I would prefer to skip the adversity and go straight to the wisdom but lets face it, there aren't any short cuts. Suffering certainly has a way of commanding ones full attention. Mel Brook's 2,000 Year Old Man is asked, "What is the difference between tragedy and comedy?" He answers, " Tragedy is when I cut my finger, I'll cry a lot, go into Mount Sinai for a day and a half. Comedy is if you fall in an open manhole cover and die. What do I care?" This is funny because it points to a tendency in human nature but what is available to a people in the absence of freedom, a homeland and a house of worship? It would seem that a softened heart and a new perspective would do much to help re-envision a more ethical future. The scientific theory of the Big Bang seems applicable to this concept. Suffering is like an intense gravitational pressure that squashes all focus and pushes all matter together into a singularity, thus creating a dense center. From that singularity all possibilities come into being. As the pressure is released and focus expands outwards, it encloses all under a shared roof where potential to develop a broader understanding becomes possible. This potential, if it is realized will enable us to see past our own "cut fingers."

Chapter 48:17: The time of deliverance is near. God is expecting Israel to follow his directions.

Chapter 48:22: "There is no safety-said the lord-for the wicked."

Ellen: Who is wicked? Are the Babylonians- are we?

Rabbi: This could be a politically motivated interpretation of "wickedness." There are 3 different types of sin: the sin of not following the law, acts of wickedness and failure to do the right thing.

Ceil: Would this definition of wicked apply to an individual who is non-observant but is "good?"

We end on Chapter 48:22. Before we part I'd like to share a Yiddish folktale about the Yetzer ha-ra(the instinctive impulse) and the Yetzer ha-tov (the ethical force).

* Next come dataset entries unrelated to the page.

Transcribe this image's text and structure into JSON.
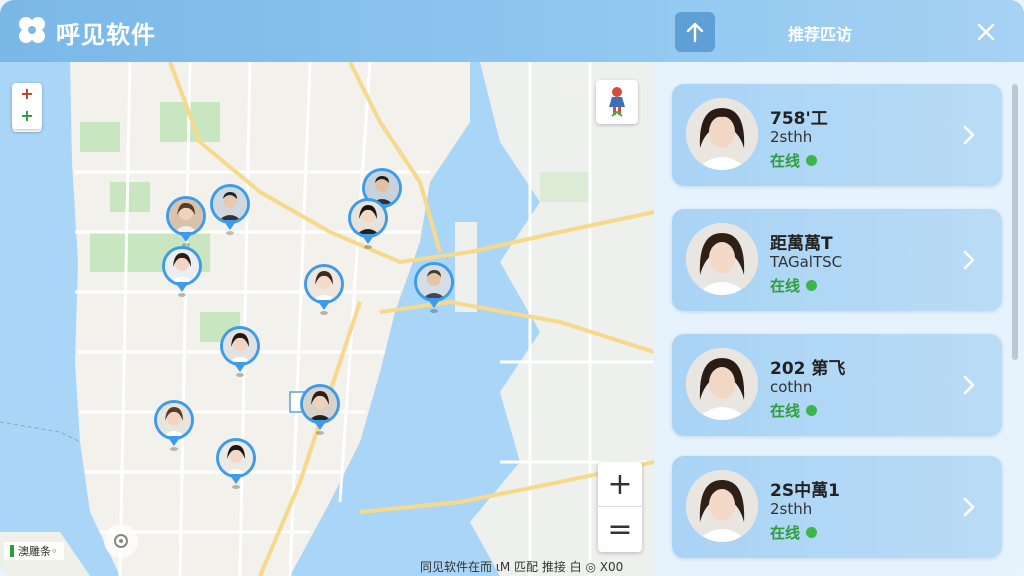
{
  "titlebar": {
    "app_title": "呼见软件",
    "logo_icon": "clover-logo-icon",
    "up_button_icon": "arrow-up-icon",
    "panel_title": "推荐匹访",
    "close_icon": "close-icon"
  },
  "map": {
    "small_controls": [
      "+",
      "+"
    ],
    "zoom_in": "+",
    "zoom_out": "=",
    "legend_text": "澳雕条◦",
    "footer_text": "同见软件在而 ιM 匹配 推接 白 ◎ X00"
  },
  "recommendations": [
    {
      "name": "758'工",
      "sub": "2sthh",
      "status": "在线"
    },
    {
      "name": "距萬萬T",
      "sub": "TAGalTSC",
      "status": "在线"
    },
    {
      "name": "202 第飞",
      "sub": "cothn",
      "status": "在线"
    },
    {
      "name": "2S中萬1",
      "sub": "2sthh",
      "status": "在线"
    }
  ],
  "colors": {
    "title_bar": "#7ab8e8",
    "accent": "#3d9be9",
    "online": "#3cb64a",
    "card": "#a9d3f5"
  }
}
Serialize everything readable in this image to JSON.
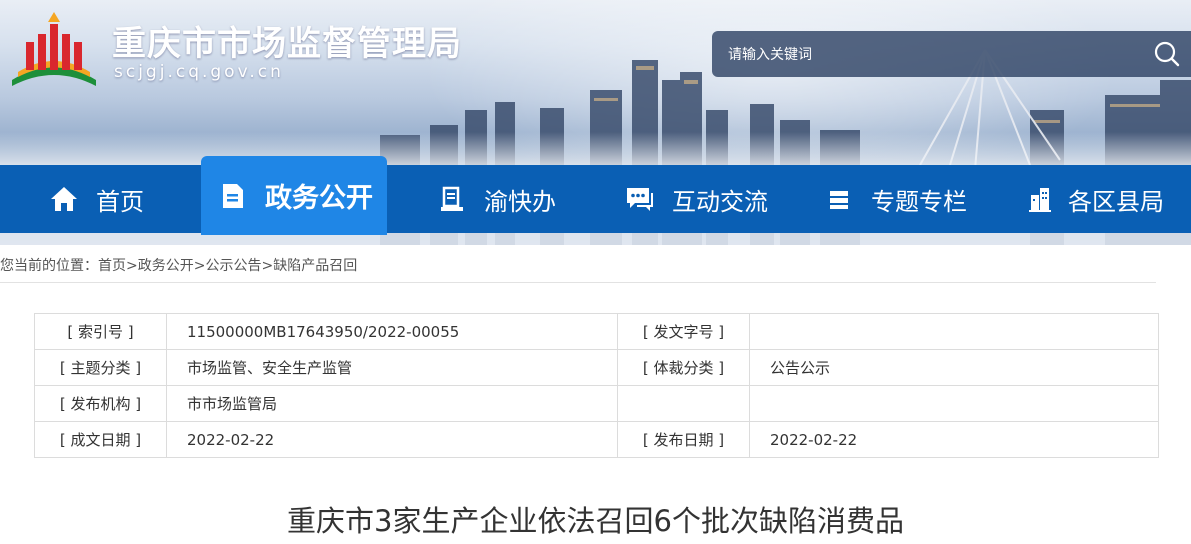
{
  "header": {
    "site_title": "重庆市市场监督管理局",
    "site_domain": "scjgj.cq.gov.cn",
    "search_placeholder": "请输入关键词"
  },
  "nav": {
    "items": [
      {
        "label": "首页",
        "icon": "home-icon",
        "active": false
      },
      {
        "label": "政务公开",
        "icon": "document-icon",
        "active": true
      },
      {
        "label": "渝快办",
        "icon": "service-icon",
        "active": false
      },
      {
        "label": "互动交流",
        "icon": "chat-icon",
        "active": false
      },
      {
        "label": "专题专栏",
        "icon": "topic-icon",
        "active": false
      },
      {
        "label": "各区县局",
        "icon": "building-icon",
        "active": false
      }
    ]
  },
  "breadcrumb": {
    "prefix": "您当前的位置：",
    "items": [
      "首页",
      "政务公开",
      "公示公告",
      "缺陷产品召回"
    ],
    "separator": ">"
  },
  "meta_table": {
    "rows": [
      {
        "label1": "[ 索引号 ]",
        "value1": "11500000MB17643950/2022-00055",
        "label2": "[ 发文字号 ]",
        "value2": ""
      },
      {
        "label1": "[ 主题分类 ]",
        "value1": "市场监管、安全生产监管",
        "label2": "[ 体裁分类 ]",
        "value2": "公告公示"
      },
      {
        "label1": "[ 发布机构 ]",
        "value1": "市市场监管局",
        "label2": "",
        "value2": ""
      },
      {
        "label1": "[ 成文日期 ]",
        "value1": "2022-02-22",
        "label2": "[ 发布日期 ]",
        "value2": "2022-02-22"
      }
    ]
  },
  "article": {
    "title": "重庆市3家生产企业依法召回6个批次缺陷消费品"
  },
  "colors": {
    "nav_bg": "#0a5fb4",
    "nav_active": "#1f86e6",
    "text": "#333333"
  }
}
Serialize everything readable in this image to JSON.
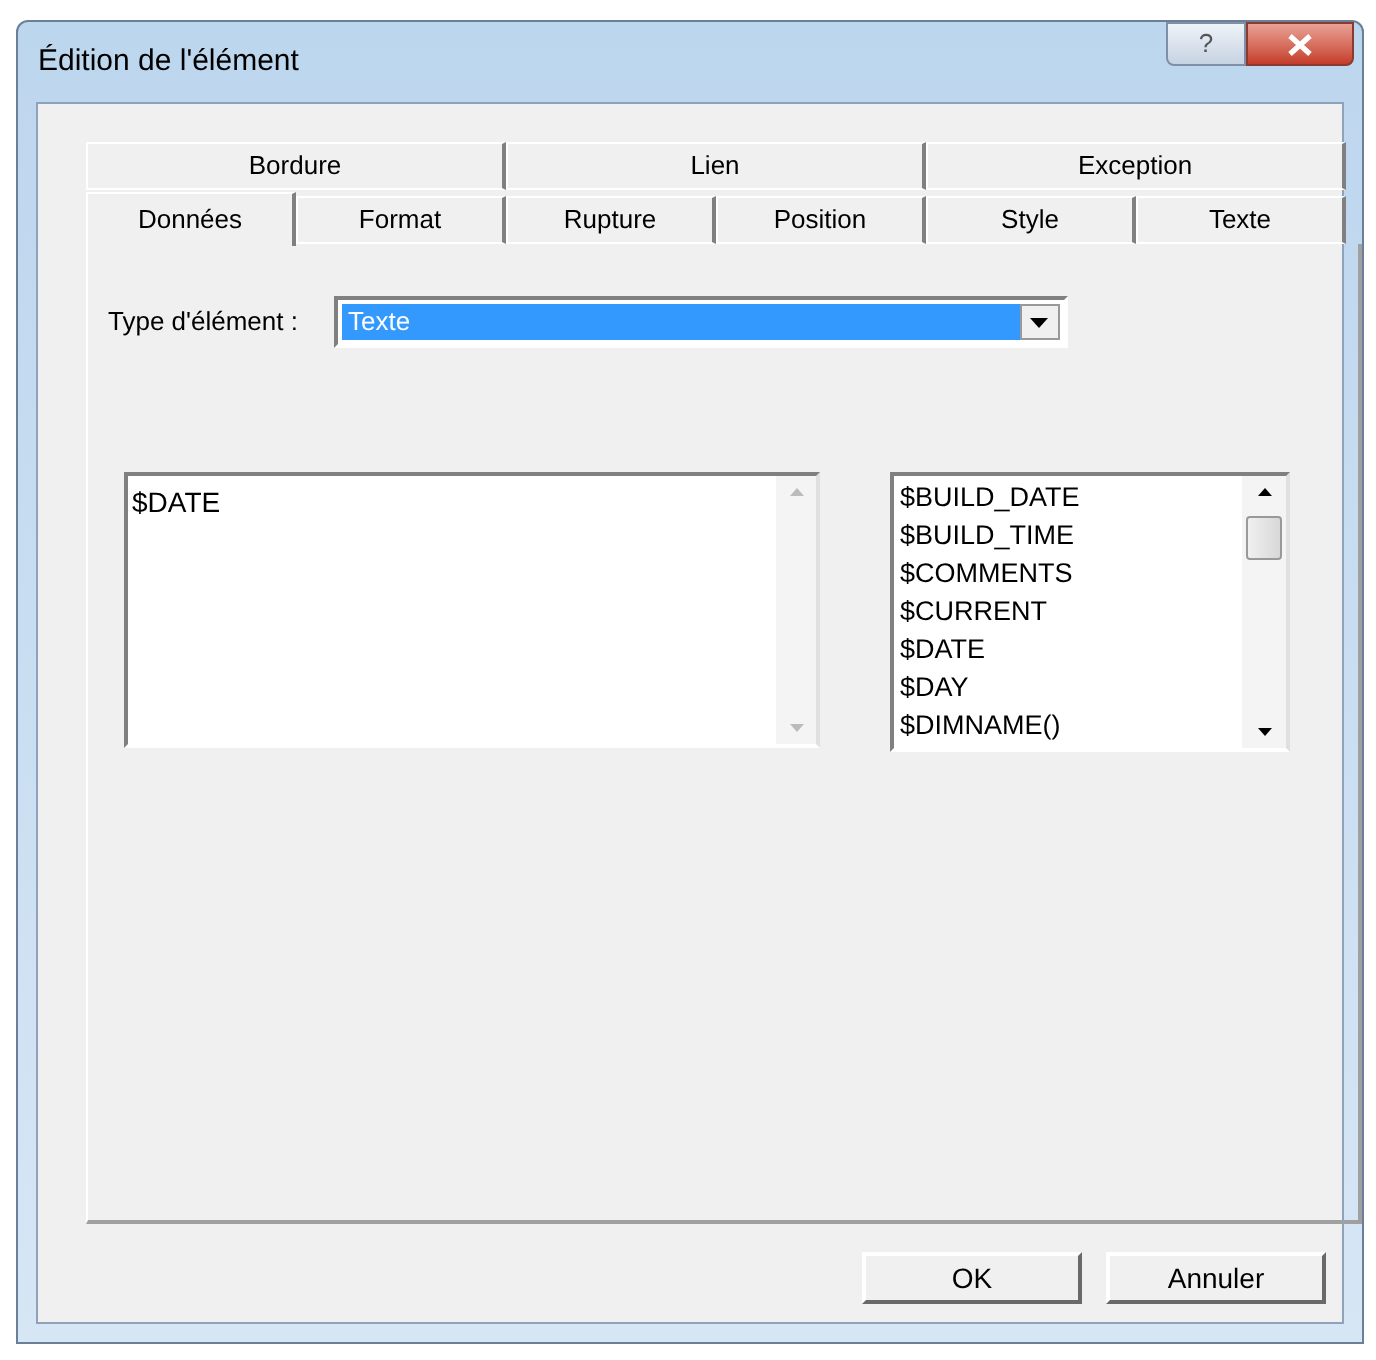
{
  "window": {
    "title": "Édition de l'élément",
    "help_button": "?"
  },
  "tab_rows": [
    [
      {
        "label": "Bordure",
        "selected": false
      },
      {
        "label": "Lien",
        "selected": false
      },
      {
        "label": "Exception",
        "selected": false
      }
    ],
    [
      {
        "label": "Données",
        "selected": true
      },
      {
        "label": "Format",
        "selected": false
      },
      {
        "label": "Rupture",
        "selected": false
      },
      {
        "label": "Position",
        "selected": false
      },
      {
        "label": "Style",
        "selected": false
      },
      {
        "label": "Texte",
        "selected": false
      }
    ]
  ],
  "element_type": {
    "label": "Type d'élément :",
    "value": "Texte",
    "selected": true
  },
  "expression": {
    "value": "$DATE"
  },
  "variables": [
    "$BUILD_DATE",
    "$BUILD_TIME",
    "$COMMENTS",
    "$CURRENT",
    "$DATE",
    "$DAY",
    "$DIMNAME()"
  ],
  "buttons": [
    "OK",
    "Annuler"
  ]
}
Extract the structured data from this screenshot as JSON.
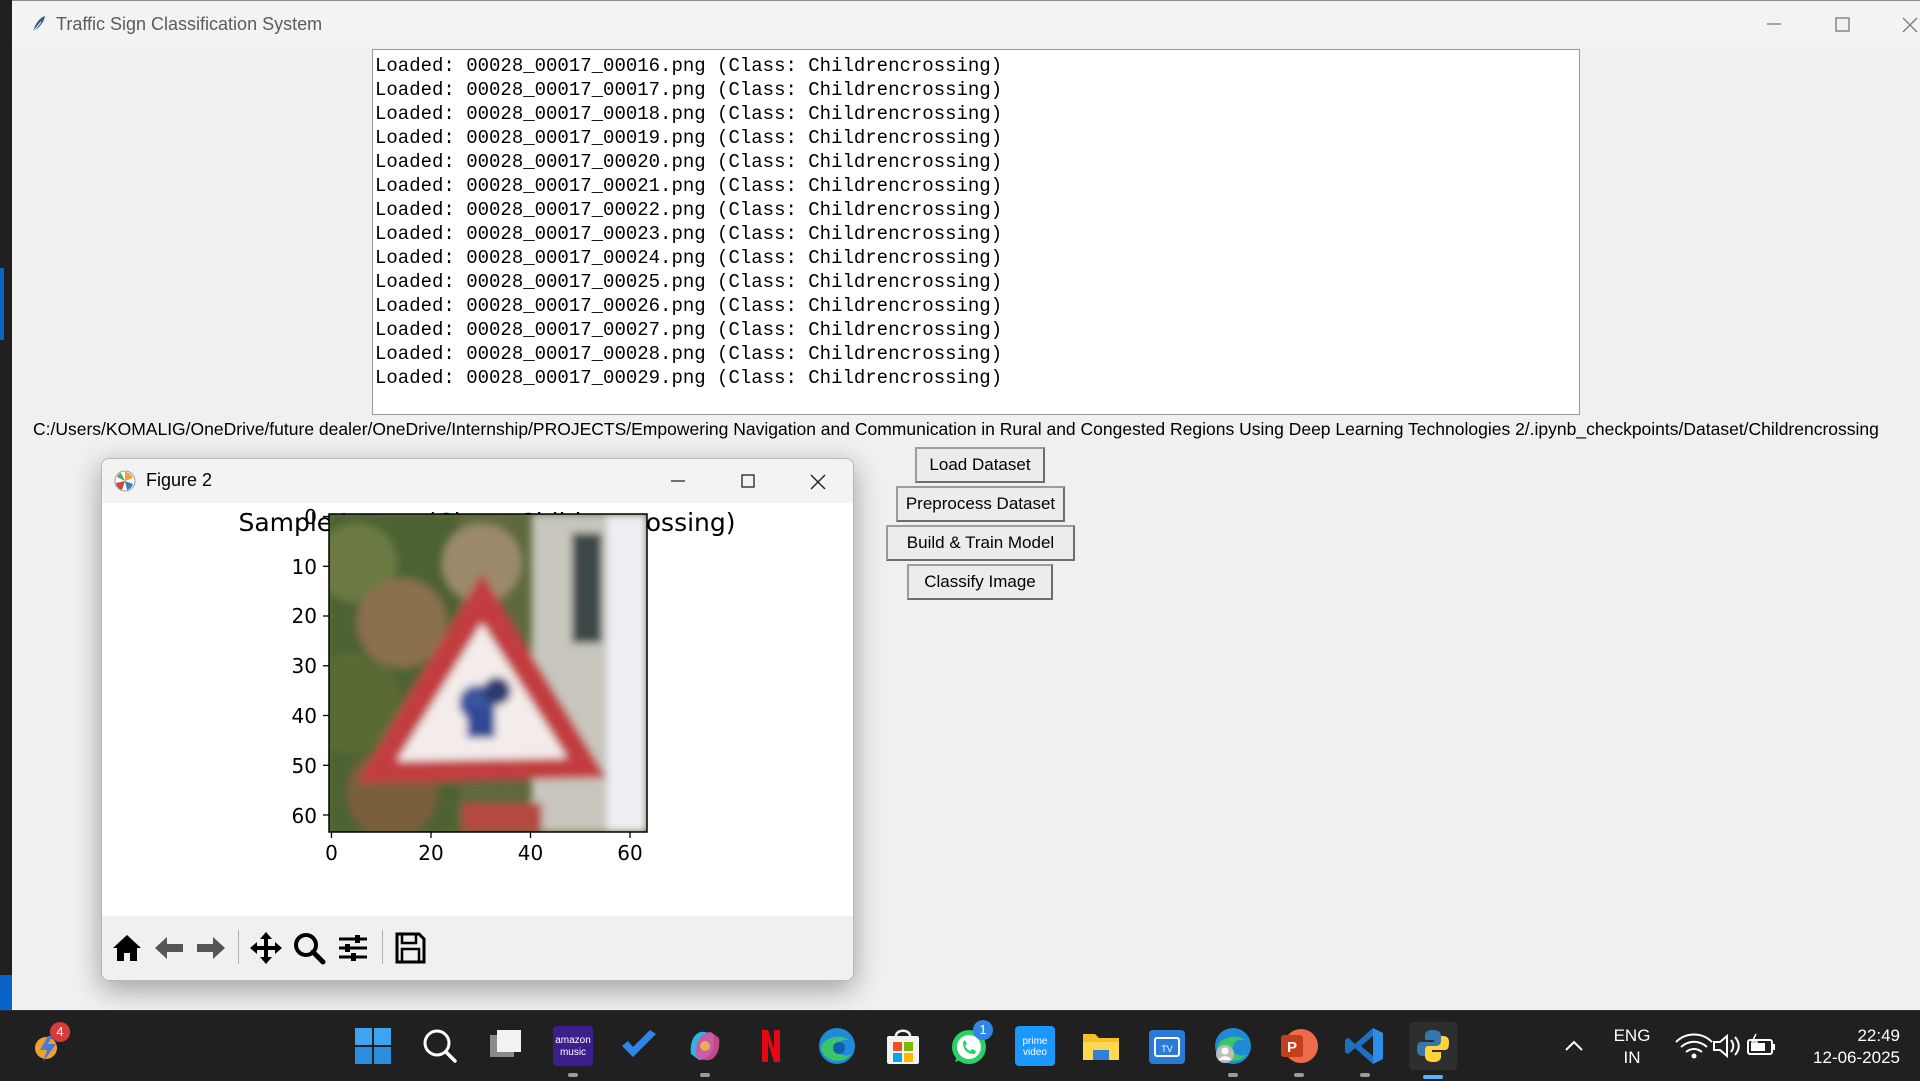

The pious men of a small village are fed up with the wild behavior of theYetzer ha-ra. They catch it and lock it up in a barn. They soon realize that no homes are being built, eggs go unhatched, no music is being played. In short all of the creative endeavours of the village have ceased. After much debate, the men put out the eyes of the yetzer ha -ra and set it loose knowing that from this time forward it will only be able to see what reason shows it.